Farouk Sharaa said the U.S. threats were being made by a "fanatic" group within the U.S. administration that "does not even see the West's public interests in the Middle East," and he said that it "faces real dangers ... for resorting to military action in Iraq."
Sharaa spoke at a joint press briefing with French Foreign Minister Dominique de Villepin, who is on a whirlwind tour of the Middle East this weekend.
"I tell you frankly they (U.S. officials) don't know what they want," he said. "Sometimes, they say you have weapons of mass destruction smuggled from Iraq to Syria. But they don't bring evidence or give us any sort of document. You must believe me. Let them deny what I am saying."
He continued: "These are baseless allegations. Until now, no weapons of mass destruction were found in Iraq despite that all of Iraq is occupied. So how would they accuse Syria of something they did not discover in Iraq?
"We are victimized. I am telling you from now."
He accused the United States of trying to target another country, whether Syria or another in the region, after it had taken military action in Afghanistan and Iraq before resolving problems in these two countries.
"They conquered Afghanistan. Is it stable?" he asked rhetorically, noting that the Americans had not been able to locate Osama bin Laden despite all the "highly sophisticated instruments" they have.
On Iraq, he said: "What can be seen after the fall of the regime? They cannot continue with these provocations. We have to stop them.

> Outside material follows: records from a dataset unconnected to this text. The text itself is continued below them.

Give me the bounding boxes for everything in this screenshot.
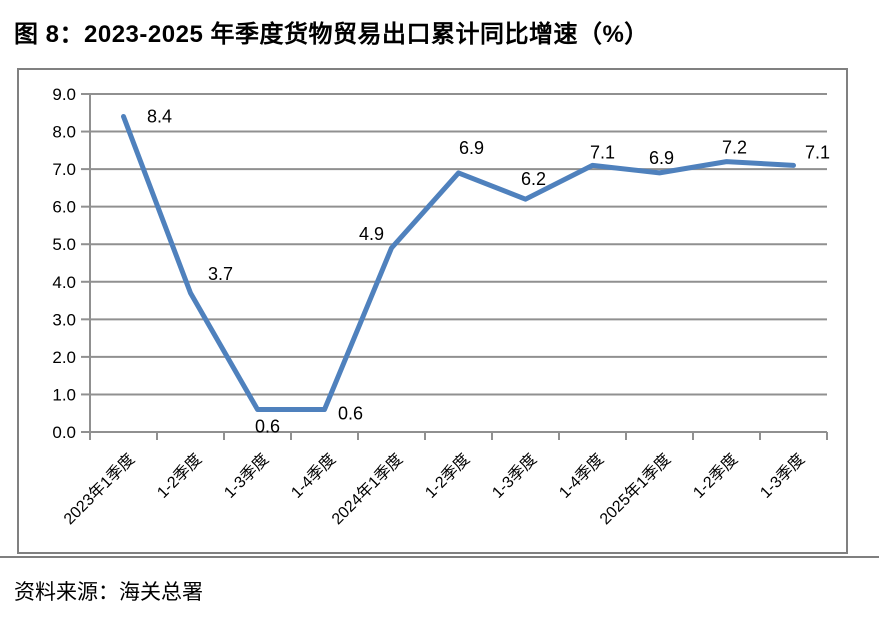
chart-area: 0.0 1.0 2.0 3.0 4.0 5.0 6.0 7.0 8.0 9.0 8.4 3.7 0.6 0…: [17, 68, 848, 554]
data-point-label: 6.9: [649, 148, 674, 168]
x-axis-label: 1-3季度: [757, 450, 809, 502]
y-axis-label: 5.0: [52, 235, 76, 254]
y-axis-label: 4.0: [52, 273, 76, 292]
x-axis-label: 1-2季度: [422, 450, 474, 502]
data-point-label: 3.7: [208, 264, 233, 284]
x-axis-label: 1-3季度: [221, 450, 273, 502]
y-axis-label: 3.0: [52, 310, 76, 329]
y-axis-label: 1.0: [52, 385, 76, 404]
x-axis-label: 2025年1季度: [596, 450, 674, 528]
x-axis-label: 1-4季度: [556, 450, 608, 502]
x-axis-label: 2024年1季度: [328, 450, 406, 528]
data-point-label: 8.4: [147, 107, 172, 127]
data-point-label: 4.9: [359, 224, 384, 244]
horizontal-rule: [0, 556, 879, 558]
y-axis-label: 6.0: [52, 198, 76, 217]
source-note: 资料来源：海关总署: [14, 581, 203, 604]
data-point-label: 6.9: [459, 138, 484, 158]
y-axis-label: 7.0: [52, 160, 76, 179]
y-axis-label: 8.0: [52, 123, 76, 142]
x-axis-label: 2023年1季度: [60, 450, 138, 528]
y-axis-label: 9.0: [52, 85, 76, 104]
line-chart: 0.0 1.0 2.0 3.0 4.0 5.0 6.0 7.0 8.0 9.0 8.4 3.7 0.6 0…: [52, 85, 830, 528]
data-point-label: 7.1: [805, 142, 830, 162]
x-axis-label: 1-2季度: [690, 450, 742, 502]
y-axis-label: 0.0: [52, 423, 76, 442]
figure-title: 图 8：2023-2025 年季度货物贸易出口累计同比增速（%）: [14, 21, 649, 48]
x-axis-label: 1-3季度: [489, 450, 541, 502]
data-point-label: 6.2: [521, 169, 546, 189]
data-series-line: [121, 114, 796, 412]
data-point-label: 7.1: [590, 142, 615, 162]
x-axis-label: 1-2季度: [154, 450, 206, 502]
data-point-label: 0.6: [338, 404, 363, 424]
data-point-label: 7.2: [722, 138, 747, 158]
data-point-label: 0.6: [255, 417, 280, 437]
y-axis-label: 2.0: [52, 348, 76, 367]
x-axis-label: 1-4季度: [288, 450, 340, 502]
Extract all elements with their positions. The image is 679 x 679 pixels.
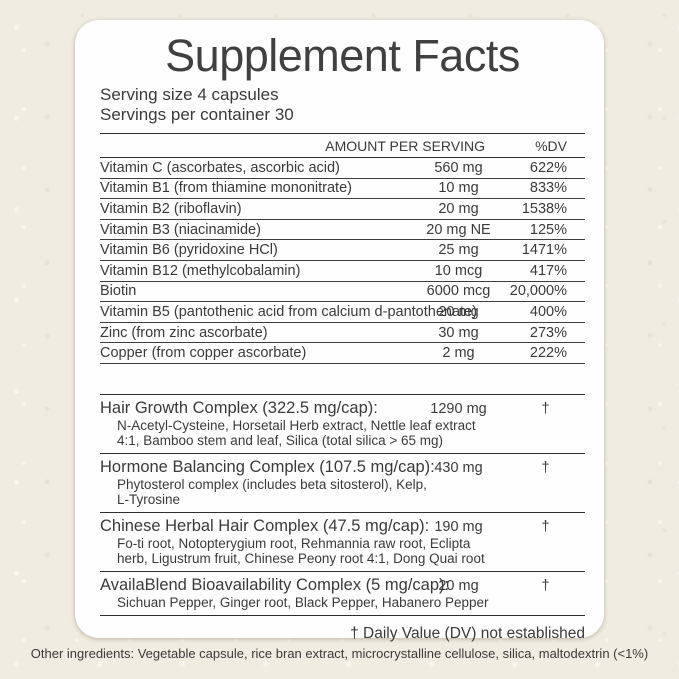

What's happening is very dramatic, very horrible.
"Innocent people are killed for no reason while those who are not innocent are not killed ... What's happening now is the destruction of Iraq, its institutions and infrastructure."
Sharaa warned that "even the Israelis will pay the price in the future if they don't tell their friends in Washington to stop."
He said recent U.S. threats were meant to "break the historical and national ties between Syria and the Iraqi people," reminding his audience that Syria's relations with Saddam Hussein's regime were "not friendly for long years." Rival wings of the Baath Party took control of Syria and Iraq.
The French foreign minister held talks with Syrian president Bashar Assad on ways to end the Iraq crisis, Sharaa noted.
A source told United Press International that Villepan had expressed France's full support for Assad's modernization project and advised "not to give Washington any pretext for hitting Syria."
Villepin, who is visiting the region, said his visit came "at a decisive moment in the history of the Middle East and we should all bear our responsibilities in the region and the international community."
The French official emphasized Syria"s important role" regarding the Iraqi problem because "it's a border country with Iraq and a key country in the Middle East."
"Any solution should be comprehensive: peace in Iraq and in Palestine. We can't separate between the two," he said. "We want to be united to rebuild Iraq and thus we need the (U.N.) Security Council. We should restore confidence" between Europe and the United States.